La chica abrió sus ojos, tan pálidos como el resto de su cuerpo, y habló en todos los susurros que había escuchado durante todos los corvus.
Somos.
Caímos juntas,
sangramos juntas,
has podido discernir los malévolos de mi,
y los cuervos te han llevado a tí misma;
Tu escencia de dragón,
tan poderosa y ancestral,
tan antigua a la vez que creías perdida,
a pesar de que siempre estuve aquí.
No pudo pronunciar ninguna palabra más; su esencia abrió las manos y le dejó ver lo que ocultaba: una daga de plata.
Muerte a la Luna.
XII
Muerte a la Luna
Volvió en si: el mundo tal y como lo conocía se había vuelto un auténtico caos, pero no le temía a nada.
Sintió en su mano la daga de plata, mientras que en su interior su esencia y su existencia empezaban a encajarse, a fundirse en un único ser.
-¡Mors ut Luna!-gritó, mientras daba un decidido salto hacia el bebedero de agua, que se convirtió en un inmenso lago: podía ver el reflejo gigante de aquella maldición.
Atravesó las aguas con su arma, y sintió un profundo alarido viniendo del cielo: del reflejo salió la Luna, con la forma de un inmenso lobo blanco, a pesar de que su cara seguía siendo la del satélite.
-¡Nunca volverás a tener corazón, dragón terco!- se escuchó en la lengua de la tormenta.
La chica dragón saltó encima de aquél monstruoso animal, sin ningun temor, hasta llegar a su pecho.

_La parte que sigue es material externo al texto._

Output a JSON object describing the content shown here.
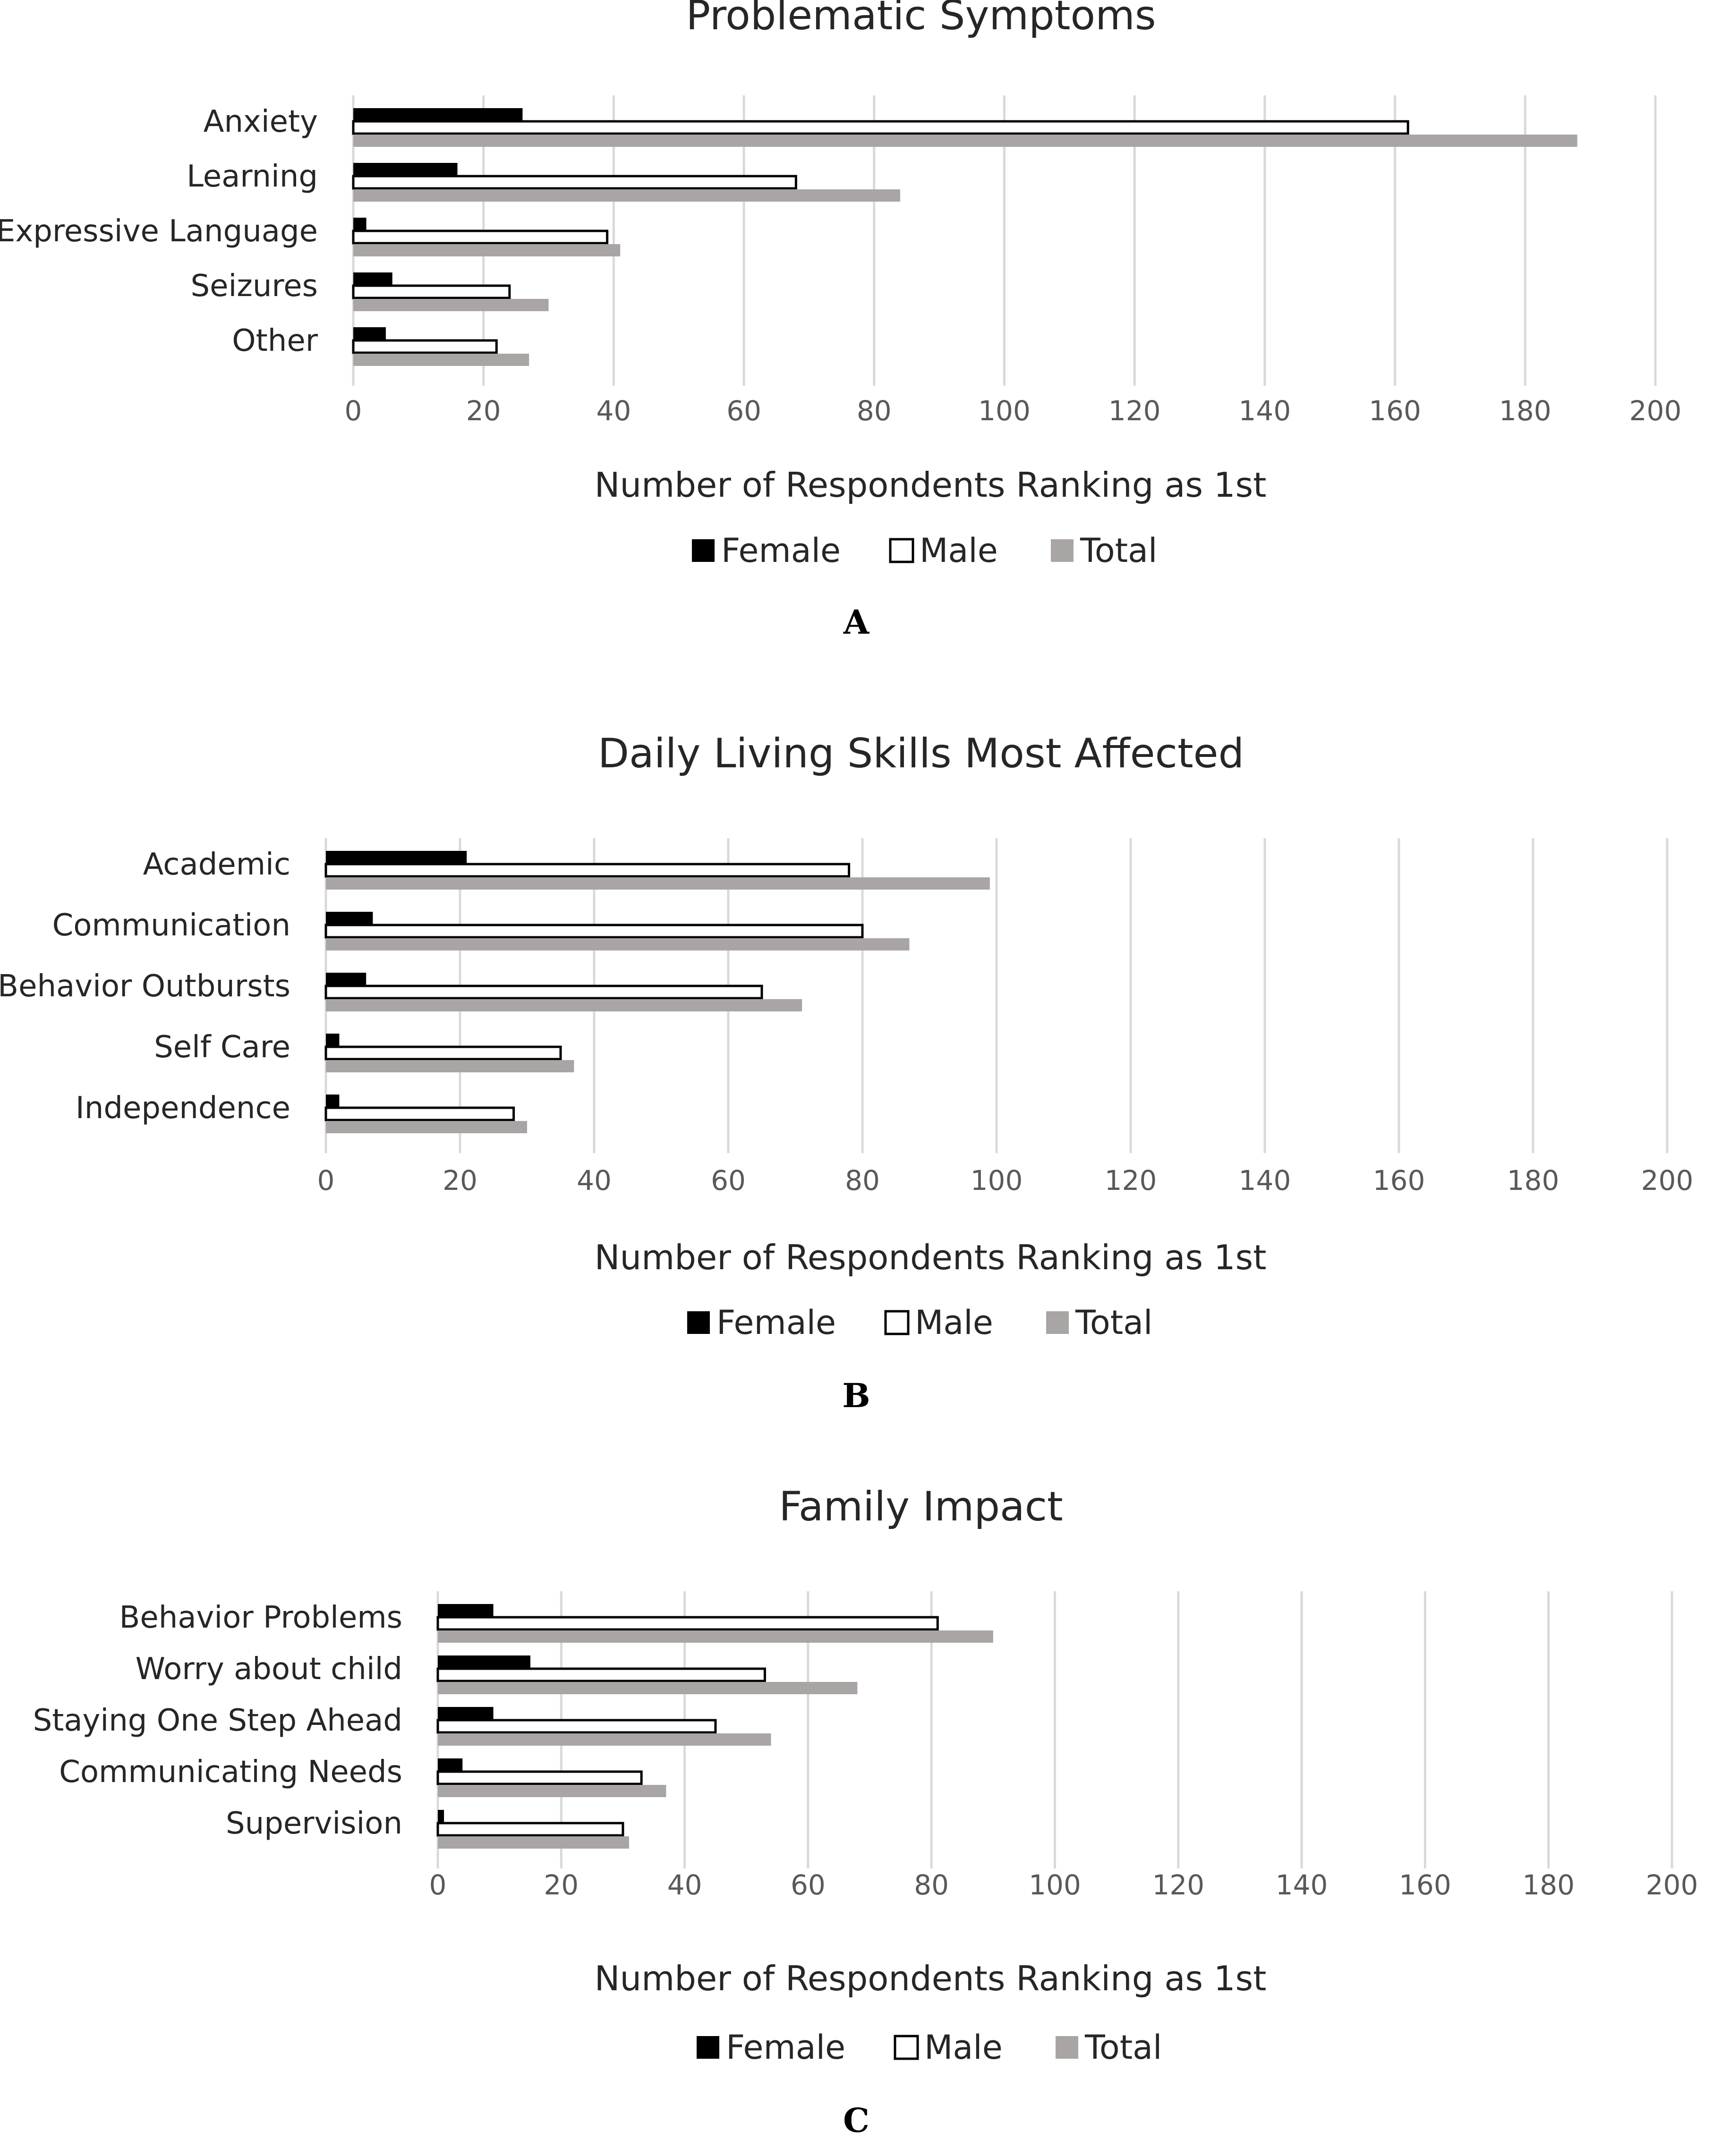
{
  "chart_data": [
    {
      "type": "bar",
      "orientation": "horizontal",
      "title": "Problematic Symptoms",
      "categories": [
        "Anxiety",
        "Learning",
        "Expressive Language",
        "Seizures",
        "Other"
      ],
      "series": [
        {
          "name": "Female",
          "values": [
            26,
            16,
            2,
            6,
            5
          ]
        },
        {
          "name": "Male",
          "values": [
            162,
            68,
            39,
            24,
            22
          ]
        },
        {
          "name": "Total",
          "values": [
            188,
            84,
            41,
            30,
            27
          ]
        }
      ],
      "xlabel": "Number of Respondents Ranking as 1st",
      "xlim": [
        0,
        200
      ],
      "xticks": [
        0,
        20,
        40,
        60,
        80,
        100,
        120,
        140,
        160,
        180,
        200
      ],
      "grid": "vertical",
      "legend": "bottom",
      "panel_label": "A"
    },
    {
      "type": "bar",
      "orientation": "horizontal",
      "title": "Daily Living Skills Most Affected",
      "categories": [
        "Academic",
        "Communication",
        "Behavior Outbursts",
        "Self Care",
        "Independence"
      ],
      "series": [
        {
          "name": "Female",
          "values": [
            21,
            7,
            6,
            2,
            2
          ]
        },
        {
          "name": "Male",
          "values": [
            78,
            80,
            65,
            35,
            28
          ]
        },
        {
          "name": "Total",
          "values": [
            99,
            87,
            71,
            37,
            30
          ]
        }
      ],
      "xlabel": "Number of Respondents Ranking as 1st",
      "xlim": [
        0,
        200
      ],
      "xticks": [
        0,
        20,
        40,
        60,
        80,
        100,
        120,
        140,
        160,
        180,
        200
      ],
      "grid": "vertical",
      "legend": "bottom",
      "panel_label": "B"
    },
    {
      "type": "bar",
      "orientation": "horizontal",
      "title": "Family Impact",
      "categories": [
        "Behavior Problems",
        "Worry about child",
        "Staying One Step Ahead",
        "Communicating Needs",
        "Supervision"
      ],
      "series": [
        {
          "name": "Female",
          "values": [
            9,
            15,
            9,
            4,
            1
          ]
        },
        {
          "name": "Male",
          "values": [
            81,
            53,
            45,
            33,
            30
          ]
        },
        {
          "name": "Total",
          "values": [
            90,
            68,
            54,
            37,
            31
          ]
        }
      ],
      "xlabel": "Number of Respondents Ranking as 1st",
      "xlim": [
        0,
        200
      ],
      "xticks": [
        0,
        20,
        40,
        60,
        80,
        100,
        120,
        140,
        160,
        180,
        200
      ],
      "grid": "vertical",
      "legend": "bottom",
      "panel_label": "C"
    }
  ],
  "colors": {
    "Female": "#000000",
    "Male": "#ffffff",
    "Total": "#a9a5a5",
    "grid": "#d9d9d9",
    "text": "#262626",
    "tick": "#595959"
  }
}
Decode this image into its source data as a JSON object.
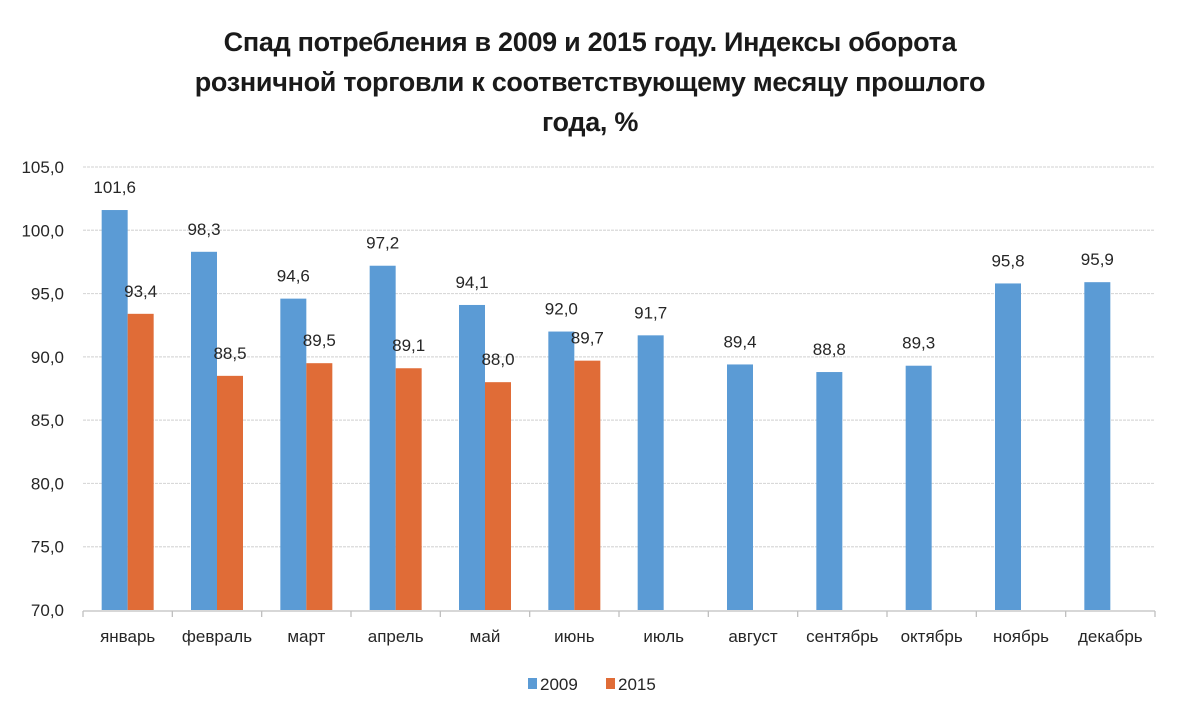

Algunas veces la hirió, pero siguió con su destino:
Con la daga trazó una herida perfecta, hasta encontrar el corazón: estaba formado de cientos de otros corazones que había maldito, lo que le había dado la inmortalidad celeste.
Lanzó con fuerza su arma, junto a toda su esperanza, y se clavó en el extraño centro de todos aquellos corazones, que empezaron a desparramarse kilómetros más abajo, mientras se escuchaba un infernal aullido de muerte en todo el mundo.
El último que cayó era de Turmalina negra, y se fundió en su pecho con gran rapidez.
La piel se escamó;y unas inmensas alas rasgaron toda su existencia humana, y era tal su fuerza que duplicaba en tamaño a lo que fuera la Luna.
Toda ella se volvió de gris plateada a un precioso y brillante negro, mientras escupía fuego contra su adversario.
Déjame volver al cielo, dragón
déjame volver como has vuelto tú a tu ser.
Con algo de piedad, el dragón se dió la vuelta mientras la Luna trepaba por su espalda, hasta llegar al cielo: estaba tan atemorida que se escondió en su velo, siendo Luna nueva, pero su último destello acarició al dragón, quien poco a poco volvió a ser humana.
Corvus 0
El alba rompió en aquél extraño cuarto, mientras se despertaba costosamente, con un cuervo tatuado en la parte superior de la espalda y un corazón de dragón en su pecho.